Immediately the hikers came to help. They rapped on the passenger window as Stuart, pulse roaring in his ears, pulled Jackie back into position.
“She okay?” one of the women asked. Middle-aged. Looked like the kind who just was itching to call 911 over any goddamn thing.
“Whaaaaaaa . . .” Jackie said, looking at them.
“Hit her head,” Stuart called back to her. He wanted to run the nosy fuckers over. Jesus. Jackie had barely touched the damn thing, and now they probably thought she needed help. Shit! What was he going to do now? “Nothing serious.” He offered what he hoped was a reassuring smile. “She’s okay.”
While they eyed him through the windshield, he leaned over and kissed Jackie on the cheek. Pay attention, fuckers. We’re in love. To his delight, Jackie chose that moment to lean into him.
He nodded to the hikers. See?
They seemed satisfied, sort of, and he surreptitiously straightened Jackie in her seat, then patted her hand and waved off the hikers, before backing out the way he’d come in. The hikers stood in the road, watching him disappear. Once on the highway, he continued east toward Portland, taking his time. Half an hour later he doubled back, returning to the road. The hikers were nowhere to be seen now, luckily, but as he drove carefully and slowly, the Civic bumping down the ruts, he tried to remember exactly where he’d dropped off Denny. Here, in the sun-dappled woods, where old-growth Douglas firs and scraggly pines dominated, everything was looking the same. Where the hell had they ditched the body? He began to sweat. Worried. Thinking for a millisecond that it might have been found by hikers or tree huggers, like the two he’d just seen.

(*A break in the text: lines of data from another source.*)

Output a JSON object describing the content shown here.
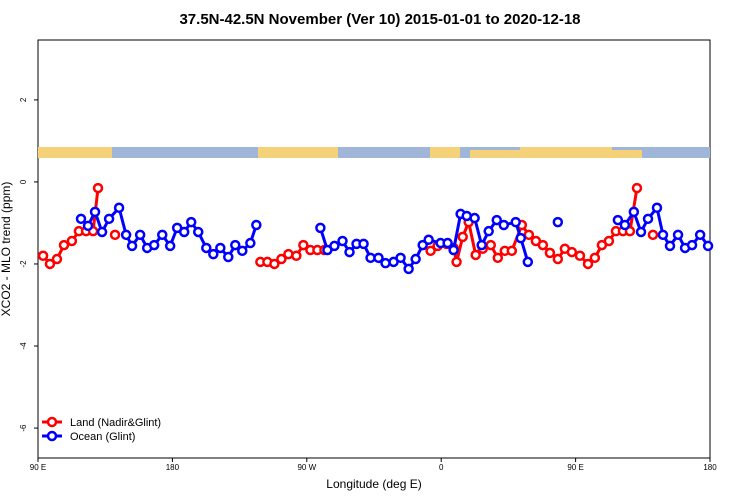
{
  "chart_data": {
    "type": "line",
    "title": "37.5N-42.5N November (Ver 10)   2015-01-01 to 2020-12-18",
    "x_label": "Longitude (deg E)",
    "y_label": "XCO2 - MLO trend (ppm)",
    "xlim": [
      90,
      540
    ],
    "xticks": [
      {
        "value": 90,
        "label": "90 E"
      },
      180,
      {
        "value": 270,
        "label": "90 W"
      },
      {
        "value": 360,
        "label": "0"
      },
      {
        "value": 450,
        "label": "90 E"
      },
      {
        "value": 540,
        "label": "180"
      }
    ],
    "ylim": [
      -6.73,
      3.46
    ],
    "yticks": [
      -6,
      -4,
      -2,
      0,
      2
    ],
    "legend": "bottom-left",
    "series": [
      {
        "name": "Land (Nadir&Glint)",
        "color": "#ff0000",
        "x": [
          93.4,
          98.0,
          102.7,
          107.4,
          112.7,
          117.4,
          122.2,
          126.9,
          130.2,
          null,
          141.6,
          null,
          238.9,
          243.6,
          248.3,
          253.0,
          257.7,
          263.0,
          267.7,
          272.4,
          277.1,
          281.8,
          null,
          352.9,
          357.6,
          363.6,
          368.3,
          370.3,
          374.4,
          378.4,
          383.1,
          387.8,
          393.2,
          397.9,
          402.6,
          407.3,
          414.0,
          418.7,
          423.4,
          428.1,
          432.8,
          438.1,
          442.8,
          447.5,
          452.9,
          458.3,
          462.9,
          467.6,
          472.3,
          477.0,
          481.7,
          486.4,
          491.1,
          null,
          501.8
        ],
        "values": [
          -1.8,
          -2.0,
          -1.88,
          -1.54,
          -1.44,
          -1.2,
          -1.2,
          -1.2,
          -0.15,
          null,
          -1.29,
          null,
          -1.95,
          -1.95,
          -2.0,
          -1.88,
          -1.76,
          -1.8,
          -1.54,
          -1.66,
          -1.66,
          -1.66,
          null,
          -1.68,
          -1.56,
          -1.51,
          -1.61,
          -1.95,
          -1.34,
          -0.98,
          -1.78,
          -1.63,
          -1.54,
          -1.85,
          -1.68,
          -1.68,
          -1.05,
          -1.29,
          -1.44,
          -1.54,
          -1.73,
          -1.88,
          -1.63,
          -1.71,
          -1.8,
          -2.0,
          -1.85,
          -1.54,
          -1.44,
          -1.2,
          -1.2,
          -1.2,
          -0.15,
          null,
          -1.29
        ]
      },
      {
        "name": "Ocean (Glint)",
        "color": "#0000ff",
        "x": [
          118.8,
          123.5,
          128.2,
          132.9,
          137.6,
          144.3,
          149.0,
          153.0,
          158.4,
          163.1,
          167.8,
          173.2,
          178.5,
          183.2,
          187.9,
          192.6,
          197.3,
          202.7,
          207.4,
          212.1,
          217.4,
          222.1,
          226.8,
          232.2,
          236.2,
          null,
          279.1,
          283.8,
          288.5,
          293.9,
          298.6,
          303.3,
          308.0,
          312.7,
          318.0,
          322.7,
          328.1,
          332.8,
          338.2,
          342.9,
          347.6,
          351.6,
          359.6,
          364.3,
          368.3,
          373.0,
          377.1,
          382.4,
          387.1,
          391.8,
          397.2,
          401.9,
          409.9,
          413.3,
          418.0,
          null,
          438.1,
          null,
          478.3,
          483.0,
          489.0,
          493.8,
          498.5,
          504.5,
          508.5,
          513.2,
          518.6,
          523.3,
          528.0,
          533.4,
          538.7
        ],
        "values": [
          -0.9,
          -1.07,
          -0.73,
          -1.22,
          -0.9,
          -0.63,
          -1.29,
          -1.56,
          -1.29,
          -1.61,
          -1.54,
          -1.29,
          -1.56,
          -1.12,
          -1.22,
          -0.98,
          -1.22,
          -1.61,
          -1.76,
          -1.61,
          -1.83,
          -1.54,
          -1.68,
          -1.49,
          -1.05,
          null,
          -1.12,
          -1.66,
          -1.56,
          -1.44,
          -1.71,
          -1.51,
          -1.51,
          -1.85,
          -1.85,
          -1.98,
          -1.95,
          -1.85,
          -2.12,
          -1.88,
          -1.54,
          -1.41,
          -1.49,
          -1.49,
          -1.66,
          -0.78,
          -0.83,
          -0.88,
          -1.54,
          -1.2,
          -0.93,
          -1.05,
          -0.98,
          -1.37,
          -1.95,
          null,
          -0.98,
          null,
          -0.93,
          -1.05,
          -0.73,
          -1.22,
          -0.9,
          -0.63,
          -1.29,
          -1.56,
          -1.29,
          -1.61,
          -1.54,
          -1.29,
          -1.56
        ]
      }
    ]
  }
}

Calm down. Think. He’s here, damn it.
It took him a while to find anything that looked familiar when he spied a stump that he thought he’d seen before. He decided to search on foot and had to leave Jackie in the car while he scoured the forest. Nervous at leaving her alone, swatting at a fly that buzzed around his neck, perspiring despite the shade of the forest floor, he tromped around the woods searching, feeling the pressure of time ticking by. Then he found the familiar, slight mound. Looked better than he’d thought, and nothing had been disturbed since they’d dropped Mulhaney. He let out a pent-up breath. So far so good.
And now for Jackie.
He hurried back to the spot where he parked and sucked in a shocked breath when he spied her, standing outside the car.
Holy. Shit.
She was a silent statue, staring at him across the vehicle’s hood. A slight smile curved her lips. For a split second he saw his life flash before his eyes.

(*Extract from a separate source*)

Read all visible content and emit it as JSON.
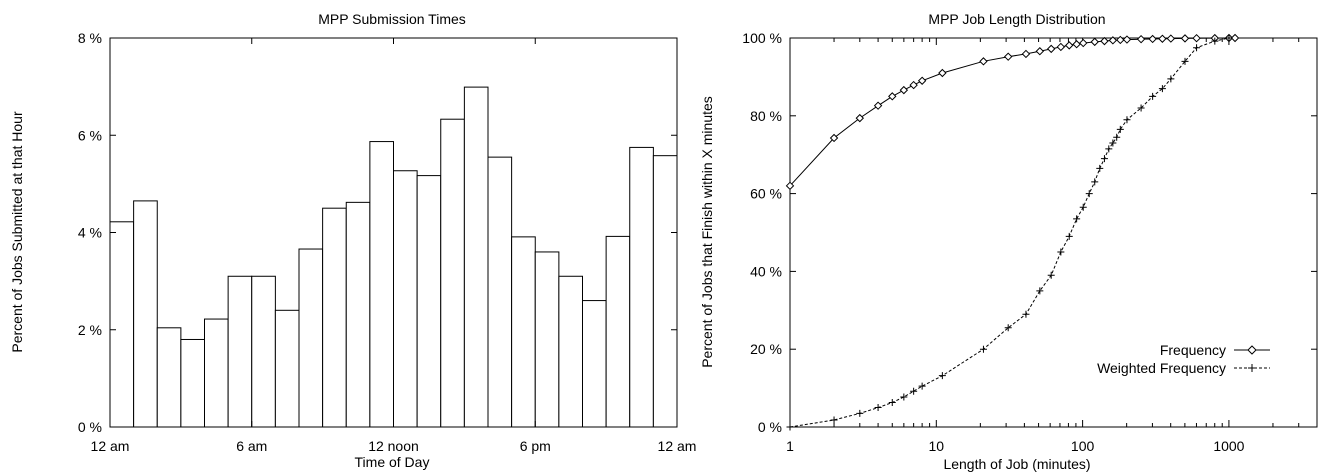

He stood frozen. A deer in the headlights as she slowly lifted her hand. He saw the gun. Waited to be shot point blank.
“Wha—” she said.
He closed his eyes. Braced for the shot.
And nothing happened.
He opened his eyes again, his gaze dropping to her hand. No gun. His fucking imagination had nearly given him a heart attack.
“Jesus,” he muttered, then grabbed the motel blankets and sheets from inside the car, intending to bury them, too. He hooked his arm through Jackie’s and half walked, half dragged her to Mulhaney’s grave. He laid the blankets atop the slight mound, then made Jackie lie down atop them. He thought he saw worry in her eyes.
“We’re just going to pick up where we left off,” he whispered, unbuckling his jeans and getting between her legs, pulling off her panties. When he was settled atop her, he kissed her lips.
“Wh—” she started to say, but he wrapped his hands in the scarf, twisting again.
“No time to talk,” he crooned, kissing her straining neck, as he twisted and twisted. Die, bitch, just fucking die!
She feebly clawed at his hands again, but there was no real energy left as her eyes rolled back into her head. Stuart gave her the rocking and rollicking send-off she deserved, aware he was going to have to pull out the shovel and get to work, but what the hell? Almost better than working out at the gym.